A few years ago Mushi developed yet another medical problem. He began tilting his head to one side when he got up to walk. While it looked cute to have him look at you with a tilted head, we knew something serious was happening. The vet thought it was either an inner ear thing that caused him to lose his balance when he stood up, or it could be a tumor growing in his brain. We thought he probably didn't have much time left, although it was hopeful that he seemed to be stabilized.

Then his behavior changed a few days ago. He stopped cuddling with the other cats and would lay under the dining room table, a behavior that is typical of a cat who is not feeling so well. I noticed that it was getting more difficult for him to walk as he would lose his balance and then lay there like he was tired. Then last night after we had a zoom meeting with our Congregation, he went downstairs to use the cat box and let out a howl like he was in pain. I noticed that his back legs stopped working as if he was paralyzed.

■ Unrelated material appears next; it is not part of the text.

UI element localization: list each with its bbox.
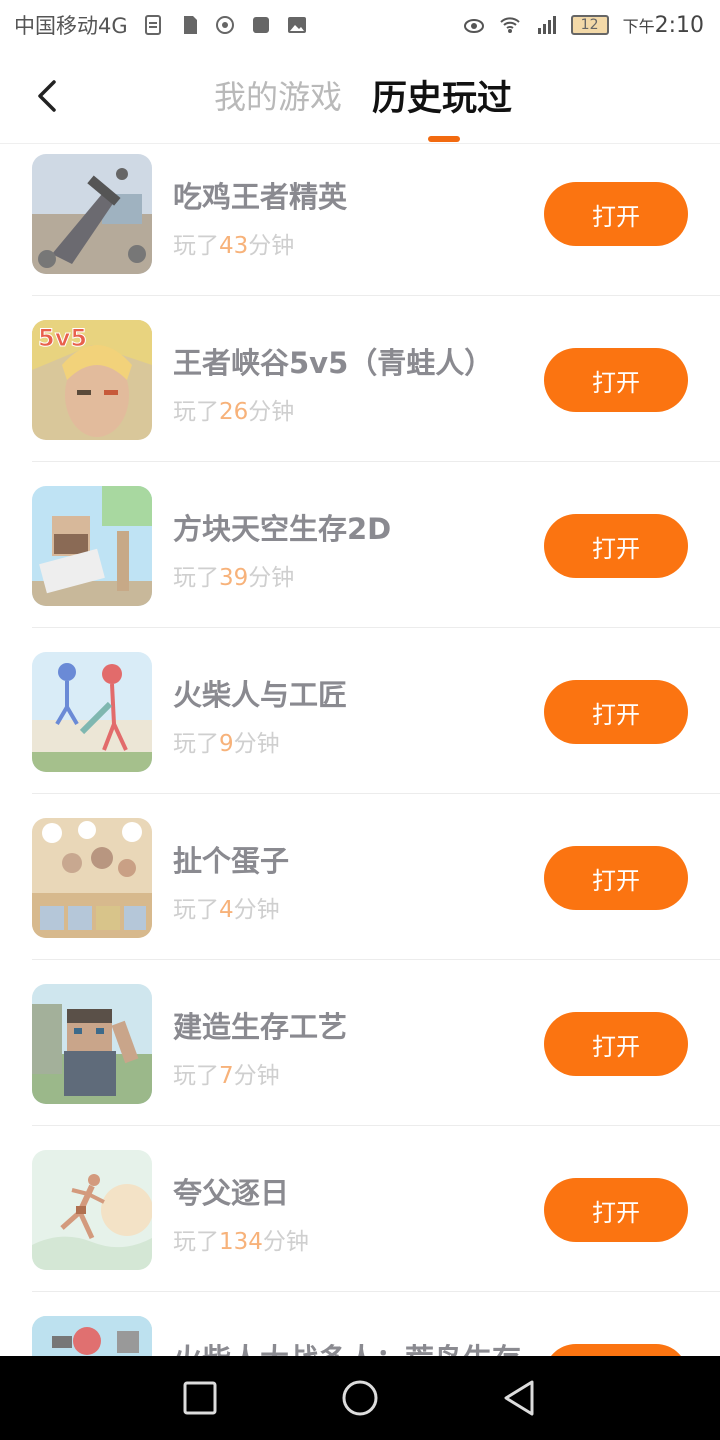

We took him to the emergency vet in St. Cloud, and they suspected that he had a blood clot, a condition known as FATE which is very painful. We sat in the car with him for an hour and a half cuddling with him while waiting for the results of the X-rays that they had taken. We were able to get him to purr and relax in our arms while waiting. The X-ray results suggested he had numerous cancer tumors throughout his body, which can be one of the causes for the blood clots. If his head tilt was caused by a tumor in his brain, it had now spread. At age 16, we were not going to let him suffer in pain any longer, so he was put to sleep at about 12:40AM.

The sad thing is I always go into the room at the vet with our cats when it is time. I want to provide them with comfort during their final moments before they fall asleep. This time, however, we are in the middle of the worldwide coronavirus pandemic, and I was not allowed to go into the clinic to be there with Mushi. We can only hope the vet and technician were loving and kind to Mushi as he fell asleep. Now I have a new appreciation for the pain other people have to go through right now as they cannot be with their loved ones in hospitals and nursing homes because of the quarantine restrictions due to the coronavirus.

It brings us comfort to know that Mushi had a good life. He was a good boy.